Boleh jadi selama ini kita memandang orang jalanan yang hinggap di kolong jembatan merusak pemandangan, mengancam keamanan, bahkan bagi beberapa orang mereka harus disingkirkan. Kalau menurut kamus kamtibmas bukan disingkirkan, melainkan ditertibkan. Apalah. Terserah penguasa punya bahasa.
Cara pandang kita yang berjarak terhadap kaum gelandangan akan berubah saat menyaksikan adegan pembuka film Jalanan. Mata kamera merekam keindahan kehidupan kolong jembatan merepresentasikan mata Boni, sang penghuni. Narasi Boni tentang kehidupan kolong jembatan bagaikan cutter yang membelah lapisan pikiran kita selama ini.
Film Jalanan, mendokumentasikan kehidupan nyata 3 pejuang yang sebenarnya. Boni, Titi, dan Ho. Dari ketiganya kita dapat menyerap kenyataan yang sering kita saksikan dalam perseliweran hidup, secara lebih bijak yaitu melalui mata mereka.

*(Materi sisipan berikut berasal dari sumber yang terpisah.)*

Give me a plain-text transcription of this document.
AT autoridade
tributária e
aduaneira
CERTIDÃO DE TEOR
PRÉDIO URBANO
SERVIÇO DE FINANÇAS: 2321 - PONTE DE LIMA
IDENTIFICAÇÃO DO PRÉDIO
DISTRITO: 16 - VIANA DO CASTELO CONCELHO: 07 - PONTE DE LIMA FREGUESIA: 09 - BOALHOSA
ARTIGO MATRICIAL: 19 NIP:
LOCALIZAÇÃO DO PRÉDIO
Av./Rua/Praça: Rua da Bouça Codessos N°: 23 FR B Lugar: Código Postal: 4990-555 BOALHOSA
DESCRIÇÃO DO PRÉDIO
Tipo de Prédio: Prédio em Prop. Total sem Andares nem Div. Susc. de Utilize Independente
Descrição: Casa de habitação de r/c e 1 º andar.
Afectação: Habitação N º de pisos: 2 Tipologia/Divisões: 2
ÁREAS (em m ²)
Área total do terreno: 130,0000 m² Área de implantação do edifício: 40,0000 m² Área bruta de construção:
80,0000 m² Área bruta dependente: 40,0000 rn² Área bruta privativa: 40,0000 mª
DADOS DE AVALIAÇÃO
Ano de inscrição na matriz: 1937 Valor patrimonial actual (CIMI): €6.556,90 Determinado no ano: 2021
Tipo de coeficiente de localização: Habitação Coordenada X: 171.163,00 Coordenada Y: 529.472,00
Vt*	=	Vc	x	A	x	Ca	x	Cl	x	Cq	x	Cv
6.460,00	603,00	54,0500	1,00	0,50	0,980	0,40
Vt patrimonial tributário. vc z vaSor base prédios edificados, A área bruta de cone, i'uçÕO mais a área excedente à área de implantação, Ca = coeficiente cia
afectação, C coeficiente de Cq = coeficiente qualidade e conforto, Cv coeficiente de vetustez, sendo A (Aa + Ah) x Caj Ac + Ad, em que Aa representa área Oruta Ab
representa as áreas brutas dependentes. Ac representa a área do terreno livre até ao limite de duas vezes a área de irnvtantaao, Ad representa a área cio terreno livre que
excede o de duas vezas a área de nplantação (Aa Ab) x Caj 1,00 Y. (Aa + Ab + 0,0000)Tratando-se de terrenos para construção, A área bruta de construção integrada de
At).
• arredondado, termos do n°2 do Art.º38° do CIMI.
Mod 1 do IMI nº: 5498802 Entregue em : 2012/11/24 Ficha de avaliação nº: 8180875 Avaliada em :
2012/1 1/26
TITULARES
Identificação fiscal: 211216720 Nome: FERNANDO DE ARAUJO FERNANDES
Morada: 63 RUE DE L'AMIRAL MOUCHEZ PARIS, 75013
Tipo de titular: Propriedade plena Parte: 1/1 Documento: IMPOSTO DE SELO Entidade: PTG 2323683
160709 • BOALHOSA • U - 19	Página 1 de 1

Boni punya filosofi bagaimana menjalani hidup secara jantan. Ia mengakhiri kisahnya dengan berdiri termenung. Pasrah menerima pembongkaran “Hyatt” ciptaannya sendiri.

Titi punya target atas ragam kepahitan yang membesarkannya. Selembar ijazah Paket C adalah pencapaian atas kegigihannya.

Ho punya cara sendiri mewujudkan ideologi cinta untuk menghidupkan hidup.

Film yang digarap Daniel Ziv selama 5 tahun ini bukan rajutan fiksi yang direalistikkan tetapi sebuah pemaparan kenyataan yang kadang kita anggap fiksi belaka.
Mereka yang hidup di jalanan punya kejujuran dalam merespon keadaan sekitar. Mereka punya kejelian dalam menyaring mana informasi yang bisa diikuti dan mana yang tidak.

Misalnya saat menyaksikan ceracau para politikus di tengah demo. Ho menyatakan, “Bullshit itu. Mereka teriak-teriak bukan karena peduli tetapi karena nggak kebagian!”

Apakah cuma Ho yang sinis menyikapi ceracau politikus? Kuyakin tidak. Ho merepresentasikan ketidakpercayaan rakyat yang selama ini namanya sering dicatut dan kenestapaannya kerap dijadikan proyek bahkan oleh wakilnya sendiri di Parlemen dan Pemerintahan.
Jalanan bukan seperti film Indonesia kebanyakan. Seperti para ketiga bintangnya, film Jalanan bagaikan anak gelandangan di tengah perseliweran kaum borjuis. Kuperhatikan peminat film ini tak sebanyak film lain yang ditayangkan jejaring bioskop. Bahkan sang penggarap film ini pun harus mengiba perhatian khalayak agar mau menontonnya. Seperti lazimnya rakyat Indonesia yang kerap menghibur nestapanya sendiri, menyembuhkan lukanya sendiri. Sedangkan para pengunjung bioskop seperti pengendara mobil mewah yang melirik was-was ketika bocah pengamen beraksi dekat perhentian kendaraan. Hanya sedikit orang yang berempati membeli karcis dan mendapatkan pencerahan dalam studio yang memutar film Jalanan.

JALANAN Theatrical Trailer from JALANAN Movie on Vimeo
Boleh jadi pekan ini film Jalanan akan tergeser dari bioskop karena logika bisnis. Yang belum sempat menonton (saat catatan ini kutulis, di Jakarta hanya tersisa di Studio XXI Blok M Square saja) hanya dapat berharap dari program nonton bareng di beberapa daerah yang masyarakatnya tak mampu menjangkau bioskop. Syukur-syukur kalau DVD resminya beredar. Atau jika memang tergerak, bisa juga saweran untuk melancarkan berbagai rencana tim Jalanan. Saweran saja melalui Fundraising Jalanan.
Begitulah Jalanan. Sikap, laku, dan nyanyian yang kita saksikan adalah kenyataan yang tak akan mati di negeri ini. Mereka yang hidup menggelandang akan tetap menjadi bagian dari potret butut sebuah negeri para penganut korupsi.

Apakah orang-orang jalanan akan langka ketika negeri ini sejahtera? Aku termasuk orang yang menjawab tidak.

Sekaya apa pun Indonesia, hanya akan makin mengayakan para penguasa dan anteknya dan makin meminggirkan orang-orang yang terpaksa menggelandang karena kemiskinan yang memenjarakan mereka.

Film ini sepantasnya ditonton oleh para anggota Dewan, Kabinet, Presiden dan para anteknya, agar mereka sadar bahwa selama ini mereka tak berbuat apa-apa bagi rakyatnya. Mereka hanya memikirkan bagaimana cara merebut kekuasaan dan melanggengkannya. Asu!